The federal inquiry will report to government by 9 December. By mid July there were almost 100 submissions. Perspectives vary starkly, including among those at the proverbial coalface.

For three dentists, lead plaintiffs in an action against franchiser Smiles Inclusive, class actions help to “keep the buggers honest” and the profit-motive behind funding leads to “effective / efficient access to the law”.

“What would plaintiffs receive if litigation funding were not available? In our case, nothing,” they write. 

Rod Gibson, the lead applicant among investors who successfully sued Murray Goulburn over misleading profit forecasts, writes of the “little recourse” they would have otherwise had to pursue their rights. Just under 70 per cent of the settlement amount went to members; none of whom objected. 

But for elderly victims in the Petersen Superannuation Fund matter, which concluded in 2018 after a breakdown in relationship between the original law firm and funder, the journey was “horrendous”. 

Announcing the inquiry, Attorney-General Christian Porter said there was clear evidence the system was not “delivering fair and equitable outcomes”, pointing to a median return of 51 per cent to members when funders are involved and 85 per cent when they are not. Yet Professor Vince Morabito notes the median funding rate in recent years was 26 per cent and two in three concluded class actions were resolved through judicially-approved settlements.

Loud justice for ‘quiet Australians’

Despite the clear growth trajectory, class actions still comprise relatively few cases overall: in the Federal Court, they make up 0.68 per cent of cases filed.

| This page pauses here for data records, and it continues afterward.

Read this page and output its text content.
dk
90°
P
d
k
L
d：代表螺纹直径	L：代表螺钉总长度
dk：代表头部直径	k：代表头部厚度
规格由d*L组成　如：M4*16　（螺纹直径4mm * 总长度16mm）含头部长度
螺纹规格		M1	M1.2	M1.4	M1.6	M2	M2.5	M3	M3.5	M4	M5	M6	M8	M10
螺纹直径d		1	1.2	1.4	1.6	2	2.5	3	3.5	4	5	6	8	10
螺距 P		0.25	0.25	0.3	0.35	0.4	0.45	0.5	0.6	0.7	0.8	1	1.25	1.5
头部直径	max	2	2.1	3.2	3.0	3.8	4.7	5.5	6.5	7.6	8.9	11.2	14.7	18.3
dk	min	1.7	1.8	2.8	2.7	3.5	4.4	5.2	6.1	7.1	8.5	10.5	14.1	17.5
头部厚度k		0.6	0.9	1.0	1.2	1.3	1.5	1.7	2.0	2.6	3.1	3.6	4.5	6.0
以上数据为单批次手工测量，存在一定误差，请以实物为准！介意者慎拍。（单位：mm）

Astutely using the government’s own language in its submission, Phi Finney McDonald says many class action group members are “the quiet Australians this government says ‘have a go’ and who ‘deserve a go’.” 

“They have suffered loss and damage from often egregious conduct by some of the most powerful institutions in the country, and class actions are their only avenue for redress,” they write.

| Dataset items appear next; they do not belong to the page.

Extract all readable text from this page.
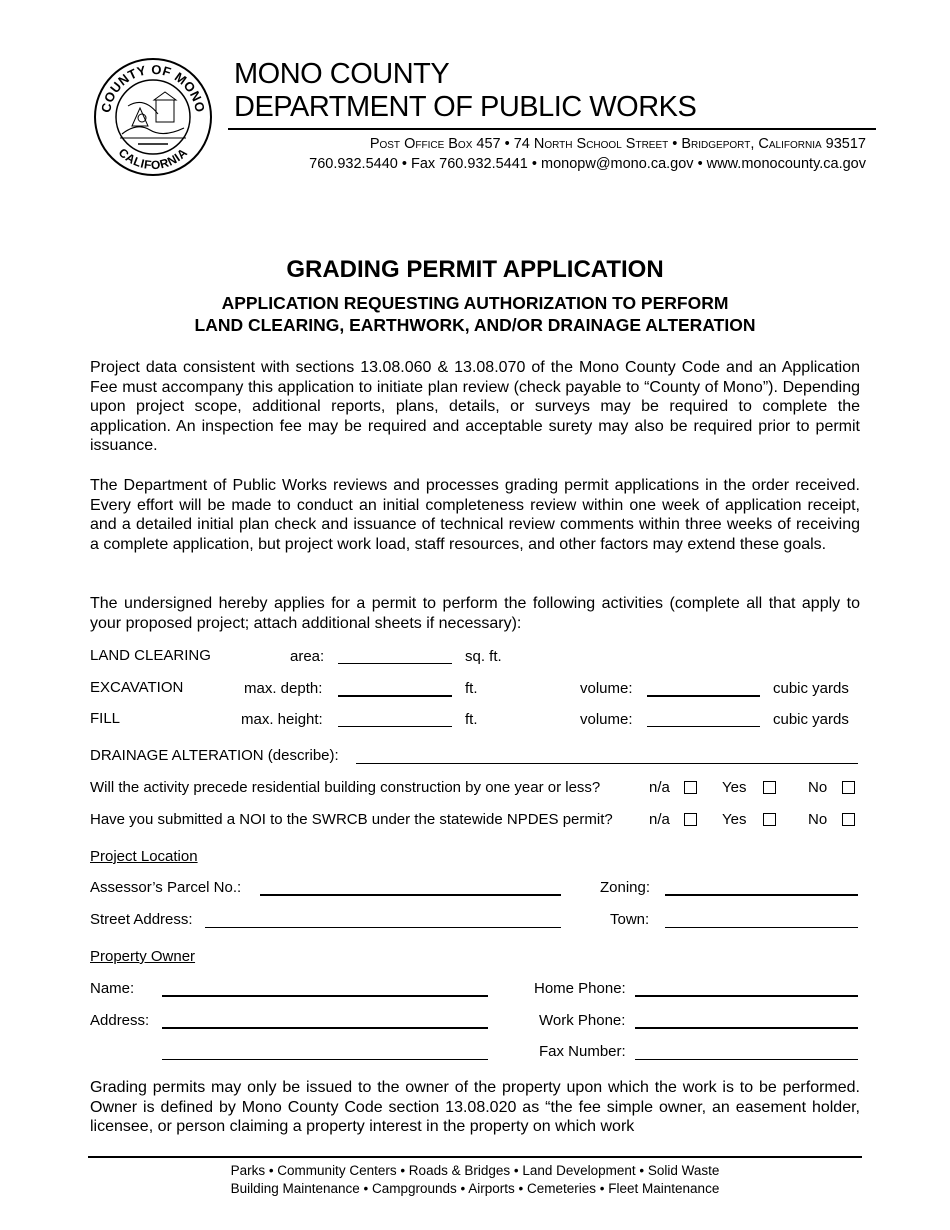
COUNTY OF MONO
CALIFORNIA
MONO COUNTY
DEPARTMENT OF PUBLIC WORKS
Post Office Box 457 • 74 North School Street • Bridgeport, California 93517
760.932.5440 • Fax 760.932.5441 • monopw@mono.ca.gov • www.monocounty.ca.gov
GRADING PERMIT APPLICATION
APPLICATION REQUESTING AUTHORIZATION TO PERFORM
LAND CLEARING, EARTHWORK, AND/OR DRAINAGE ALTERATION
Project data consistent with sections 13.08.060 & 13.08.070 of the Mono County Code and an Application Fee must accompany this application to initiate plan review (check payable to “County of Mono”). Depending upon project scope, additional reports, plans, details, or surveys may be required to complete the application. An inspection fee may be required and acceptable surety may also be required prior to permit issuance.
The Department of Public Works reviews and processes grading permit applications in the order received. Every effort will be made to conduct an initial completeness review within one week of application receipt, and a detailed initial plan check and issuance of technical review comments within three weeks of receiving a complete application, but project work load, staff resources, and other factors may extend these goals.
The undersigned hereby applies for a permit to perform the following activities (complete all that apply to your proposed project; attach additional sheets if necessary):
LAND CLEARING	area:	sq. ft.
EXCAVATION	max. depth:	ft.	volume:	cubic yards
FILL	max. height:	ft.	volume:	cubic yards
DRAINAGE ALTERATION (describe):
Will the activity precede residential building construction by one year or less?	n/a	Yes	No
Have you submitted a NOI to the SWRCB under the statewide NPDES permit? n/a	Yes	No
Project Location
Assessor’s Parcel No.:	Zoning:
Street Address:	Town:
Property Owner
Name:	Home Phone:
Address:	Work Phone:
Fax Number:
Grading permits may only be issued to the owner of the property upon which the work is to be performed. Owner is defined by Mono County Code section 13.08.020 as “the fee simple owner, an easement holder, licensee, or person claiming a property interest in the property on which work
Parks • Community Centers • Roads & Bridges • Land Development • Solid Waste
Building Maintenance • Campgrounds • Airports • Cemeteries • Fleet Maintenance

Farmers, small businesses and franchisees, ‘mum and dad’ investors, self-managed superannuants, policy holders: all have sought redress through class actions.

“The reforms being proposed are disproportionate, would increase costs for class action claimants, and would have a detrimental effect on our financial markets,” it writes.

The inquiry’s hearings were held in July; first up was Menzies Research Centre chief of staff James Mathias, preselected to run for the Liberal party in 2016 as a 21 year old.

One voice missing from the inquiry to date is possibly the most important: the courts. As recently as June, Federal Court Justice Michael Lee noted the case settled before him would not have been brought without a funder and presented a “good example of the system working and working well”.

In a 2015 speech entitled “Buttered Parsnips and a Damp Squib”, NSW Supreme Court chief justice Tom Bathurst questioned the benefits of contingency fees. Either way, he stressed the importance of ensuring any reforms actually serve the access to justice purpose. “The idea of achieving the optimal access to justice will be not achieved through a lavish supply of words,” he quipped.

“I could talk about access to justice for as long as it takes to read the Corporations Act. At the end of the day however, words of commitment must be converted into action.”

The question, yet again, is what those actions could – and should – look like.